The Sumter Carnegie Library was built in 1917 with aid from the Carnegie Foundation, finally establishing a formal library in the town of Sumter after more than 100 years of book-lending services provided by local civic organizations. The Carnegie Foundation was founded by business magnate and philanthropist Andrew Carnegie for the purpose of donating funds to establish libraries all over the world. From 1883 through 1929, 2,509 Carnegie libraries were built and made available to the public – 1,689 in the United States alone. The Sumter Carnegie Library was one of 14 public libraries the foundation helped build in South Carolina.
In the 1930s Sumter County received a Works Projects Administration grant with the help of the county department of education and the Sumter County Council of Farm Women. These funds were used to secure the county’s first bookmobile in order to provide books to people in the rural corners of the county. The library increased in popularity, and the county’s first formally-trained librarian, Jean Cochran, was hired in 1945. Library services and public outreach continued to grow over the next two decades, culminating in the racial integration of the library in 1963.
By 1968 a larger library was completed to further accommodate the county’s residents, most of whom lived in the town of Sumter, and the library’s bookmobile services continued to reach people living outside the city, even expanding into neighboring Clarendon County. The Sumter Carnegie Library building has housed the Sumter County Historical Research Center since 1994, which includes the Sumter County Genealogical Society and the Sumter County Museum Archives.
The Sumter Carnegie Library is listed in the National Register:
Sumter’s first and only public library from 1917 to 1968, was one of the 1,679 public libraries built in the United States with funding from the Carnegie Corporation, and represents the trend towards the establishment of public libraries in the late nineteenth and early twentieth centuries. This simple Beaux Arts building was designed by local architects J. Herbert Johnson and N. Gaillard Walker, in conjunction with Secretary James Bertram of the Carnegie Corporation. This building represents the progressive and civic-minded nature of the citizens of Sumter during the first decade of the twentieth century, as well as the social responsibility displayed by Andrew Carnegie. Though the $10,000 cost of construction was funded by the Carnegie Corporation, the operation and maintenance of the library was the financial responsibility of the city of Sumter. The Sumter Civic League raised money to purchase books for the library.
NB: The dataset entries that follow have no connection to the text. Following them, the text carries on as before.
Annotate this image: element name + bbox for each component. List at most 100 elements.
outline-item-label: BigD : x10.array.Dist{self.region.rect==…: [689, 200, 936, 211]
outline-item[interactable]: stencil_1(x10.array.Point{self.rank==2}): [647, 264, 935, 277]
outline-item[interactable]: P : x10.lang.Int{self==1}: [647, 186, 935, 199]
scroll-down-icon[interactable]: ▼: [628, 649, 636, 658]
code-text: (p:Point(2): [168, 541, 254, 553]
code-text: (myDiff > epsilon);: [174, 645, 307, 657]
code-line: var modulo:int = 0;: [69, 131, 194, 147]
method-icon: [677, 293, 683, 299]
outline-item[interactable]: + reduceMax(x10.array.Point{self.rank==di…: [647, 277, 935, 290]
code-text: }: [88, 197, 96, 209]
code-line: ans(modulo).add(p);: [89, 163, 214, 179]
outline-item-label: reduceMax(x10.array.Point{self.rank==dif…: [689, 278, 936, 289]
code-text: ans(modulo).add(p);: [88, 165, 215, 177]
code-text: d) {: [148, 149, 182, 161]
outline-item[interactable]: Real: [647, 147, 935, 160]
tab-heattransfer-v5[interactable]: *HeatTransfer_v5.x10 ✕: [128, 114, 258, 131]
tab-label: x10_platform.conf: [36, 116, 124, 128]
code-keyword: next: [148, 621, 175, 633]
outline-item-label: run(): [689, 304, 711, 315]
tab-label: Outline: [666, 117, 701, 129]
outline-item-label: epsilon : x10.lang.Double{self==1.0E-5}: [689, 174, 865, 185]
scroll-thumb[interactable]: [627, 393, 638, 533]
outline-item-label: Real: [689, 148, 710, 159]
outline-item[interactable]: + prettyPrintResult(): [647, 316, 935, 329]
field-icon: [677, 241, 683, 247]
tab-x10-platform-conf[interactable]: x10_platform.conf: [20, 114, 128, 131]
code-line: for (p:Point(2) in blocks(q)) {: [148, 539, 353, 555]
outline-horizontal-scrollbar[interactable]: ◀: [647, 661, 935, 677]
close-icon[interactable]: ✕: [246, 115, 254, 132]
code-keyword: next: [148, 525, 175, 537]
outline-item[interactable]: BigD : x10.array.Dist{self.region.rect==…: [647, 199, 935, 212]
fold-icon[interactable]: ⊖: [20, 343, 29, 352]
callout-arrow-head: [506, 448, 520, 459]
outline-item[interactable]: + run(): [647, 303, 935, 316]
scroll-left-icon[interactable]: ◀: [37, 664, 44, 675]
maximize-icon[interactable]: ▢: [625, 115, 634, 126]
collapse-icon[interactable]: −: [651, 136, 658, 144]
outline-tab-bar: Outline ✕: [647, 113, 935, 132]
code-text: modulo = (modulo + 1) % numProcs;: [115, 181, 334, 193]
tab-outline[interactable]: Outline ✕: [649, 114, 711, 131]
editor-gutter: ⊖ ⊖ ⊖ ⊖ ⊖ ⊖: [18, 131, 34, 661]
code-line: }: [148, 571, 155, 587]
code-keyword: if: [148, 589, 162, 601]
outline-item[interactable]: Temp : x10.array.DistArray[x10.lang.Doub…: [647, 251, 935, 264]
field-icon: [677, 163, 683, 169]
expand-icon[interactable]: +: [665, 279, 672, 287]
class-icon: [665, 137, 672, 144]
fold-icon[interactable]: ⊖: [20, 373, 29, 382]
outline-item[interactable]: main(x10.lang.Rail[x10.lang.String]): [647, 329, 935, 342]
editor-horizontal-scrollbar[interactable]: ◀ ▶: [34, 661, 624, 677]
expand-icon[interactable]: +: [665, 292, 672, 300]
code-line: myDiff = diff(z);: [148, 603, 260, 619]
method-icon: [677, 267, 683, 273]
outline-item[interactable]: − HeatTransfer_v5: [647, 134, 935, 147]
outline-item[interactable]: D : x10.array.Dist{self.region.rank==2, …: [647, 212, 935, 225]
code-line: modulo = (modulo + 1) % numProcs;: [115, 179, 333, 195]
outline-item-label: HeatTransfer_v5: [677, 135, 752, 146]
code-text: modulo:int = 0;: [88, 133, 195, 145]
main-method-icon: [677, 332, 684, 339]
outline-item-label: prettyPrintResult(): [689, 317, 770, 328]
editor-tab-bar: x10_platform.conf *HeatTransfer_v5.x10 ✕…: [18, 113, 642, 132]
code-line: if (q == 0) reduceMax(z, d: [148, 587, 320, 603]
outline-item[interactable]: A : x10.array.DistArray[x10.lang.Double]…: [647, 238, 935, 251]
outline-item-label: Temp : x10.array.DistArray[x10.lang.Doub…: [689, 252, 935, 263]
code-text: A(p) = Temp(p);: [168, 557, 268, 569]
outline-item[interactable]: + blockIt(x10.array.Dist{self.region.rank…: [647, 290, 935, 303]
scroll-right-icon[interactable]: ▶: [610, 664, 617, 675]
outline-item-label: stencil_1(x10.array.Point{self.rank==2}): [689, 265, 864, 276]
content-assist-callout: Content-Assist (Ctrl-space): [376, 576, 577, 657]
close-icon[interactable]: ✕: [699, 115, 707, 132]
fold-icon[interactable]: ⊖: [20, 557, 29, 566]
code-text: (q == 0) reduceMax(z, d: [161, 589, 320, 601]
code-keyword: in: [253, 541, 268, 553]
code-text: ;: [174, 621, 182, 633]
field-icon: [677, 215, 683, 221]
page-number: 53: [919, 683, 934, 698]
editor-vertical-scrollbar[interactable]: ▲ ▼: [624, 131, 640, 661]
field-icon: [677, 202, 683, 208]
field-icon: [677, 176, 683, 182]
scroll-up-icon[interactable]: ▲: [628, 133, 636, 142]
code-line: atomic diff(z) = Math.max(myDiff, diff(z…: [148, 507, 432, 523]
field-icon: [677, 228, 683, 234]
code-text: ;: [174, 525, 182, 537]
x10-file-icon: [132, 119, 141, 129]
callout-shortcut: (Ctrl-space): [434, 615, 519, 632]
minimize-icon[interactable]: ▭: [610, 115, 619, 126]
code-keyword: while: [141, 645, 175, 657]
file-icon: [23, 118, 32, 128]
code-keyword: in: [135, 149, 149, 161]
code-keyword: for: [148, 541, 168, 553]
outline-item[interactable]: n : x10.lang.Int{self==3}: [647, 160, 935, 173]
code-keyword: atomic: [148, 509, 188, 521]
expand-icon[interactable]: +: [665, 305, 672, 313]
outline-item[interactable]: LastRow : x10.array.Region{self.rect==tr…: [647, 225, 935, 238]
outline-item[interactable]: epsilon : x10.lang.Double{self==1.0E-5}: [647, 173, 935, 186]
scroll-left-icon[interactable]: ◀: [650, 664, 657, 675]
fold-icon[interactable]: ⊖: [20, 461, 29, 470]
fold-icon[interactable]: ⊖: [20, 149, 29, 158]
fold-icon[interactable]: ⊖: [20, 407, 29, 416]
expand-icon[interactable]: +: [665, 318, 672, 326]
The building was a center for learning for the citizens of the city for a large part of the twentieth century.
Reflections on the Sumter Carnegie Library
Contributor Bill Segars, who sent us the above photo, shares some personal history connected to the construction of the Sumter Carnegie Library: “This brick was made by my wife’s Great Grandfather Ryttenberg. He owned the Sumter Brick Works Company, which made brick in Sumter from the early 1900s until the late 1920s. He was one of the first to make a ‘multi-colored,’ or brown bodied, brick; other companies made red brick. His slogan was ‘It’s so damn ugly, it’s pretty.’ His wit as a salesman combined with his excellent product and the ability to ship on rail. He was able to sell brick made in Sumter to many of the large houses and buildings from New York to Florida, including the Ringling Bros. headquarters in Sarasota.”